Chinese asset management firm Bosera Asset Management Co Ltd has reportedly raised $200 million for what it has claimed to be the country's first sustainable development-focused exchange-traded fund (ETF). The Shenzhen-based firm revealed that the ETF has managed to attract strong interest from domestic institutional investors and investors from abroad.

The new ETF, called the Bosera CSI Sustainable Development 100 ETF, reportedly raised the funds after the company wrapped up its global marketing last week. According to Bosera, the ETF received major backing from "two or three" overseas hedge funds. It apparently also received investments from a firm in Argentina.

Due to the interest, Bosera stated that it is currently considering the possibility of launching an offshore feeder fund to meet the demand from foreign investors. The company's deputy head and portfolio manager, Steve Wang, did not immediately disclose the names of the investors that backed the new ETF.

Wang did disclose that the company plans to list the new sustainability-focused ETF on the Shanghai Stock Exchange next month. Although, the exact date of its listing has yet to be determined. The ETF will be added to Bosera's wider ETF portfolio, which currently has a combined value of $11.7 billion.

The Bosera CSI Sustainable Development 100 ETF tracks the CSI Sustainable Development 100 index, which is being run by the China Alliance of Social Value Investing (CASVI). Together with Bosera, the two companies have developed a new assessment model that looks at the sustainability factor of different Chinese companies.

 While the new assessment model still ranks companies based on their profitability, it also considers other factors such as a company's societal contributions. This includes factors such as its ability to enforce employee rights, value to customers, its environmental impact, and its ability to provide a safe operating environment for its employees.

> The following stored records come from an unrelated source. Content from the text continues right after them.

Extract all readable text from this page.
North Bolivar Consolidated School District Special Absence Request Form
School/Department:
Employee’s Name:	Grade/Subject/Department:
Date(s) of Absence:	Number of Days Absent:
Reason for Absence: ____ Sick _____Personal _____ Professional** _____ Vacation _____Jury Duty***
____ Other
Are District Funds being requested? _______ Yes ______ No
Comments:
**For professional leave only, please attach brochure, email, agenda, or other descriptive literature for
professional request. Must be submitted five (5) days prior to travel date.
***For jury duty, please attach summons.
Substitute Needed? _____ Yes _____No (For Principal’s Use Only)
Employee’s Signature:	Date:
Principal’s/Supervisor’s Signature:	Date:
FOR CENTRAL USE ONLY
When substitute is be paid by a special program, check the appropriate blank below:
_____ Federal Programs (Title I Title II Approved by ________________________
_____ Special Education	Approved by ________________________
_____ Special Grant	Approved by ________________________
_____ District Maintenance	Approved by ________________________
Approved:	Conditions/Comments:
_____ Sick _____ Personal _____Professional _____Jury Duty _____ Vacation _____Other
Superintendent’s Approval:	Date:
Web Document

Based on the data it has so far gathered, CASVI revealed that some of the top-ranking A-share companies on its list include the China State Construction Engineering Corp, China Yangtze Power, the Agricultural Bank of China, and Hangzhou Hikvision Digital Tech. All of the companies listed are currently part of the CSI 300 index.

Wang explained that investors would stand to benefit from betting on such an ETF as the underlying portfolio companies do provide better transparency and therefore present less risk. Wang also clarified that the fees for its new ETF will be lower than actively managed funds. Actively managed funds typically have a 1.5 percent fee, while the new ETF will have a lower 0.5 percent management fee.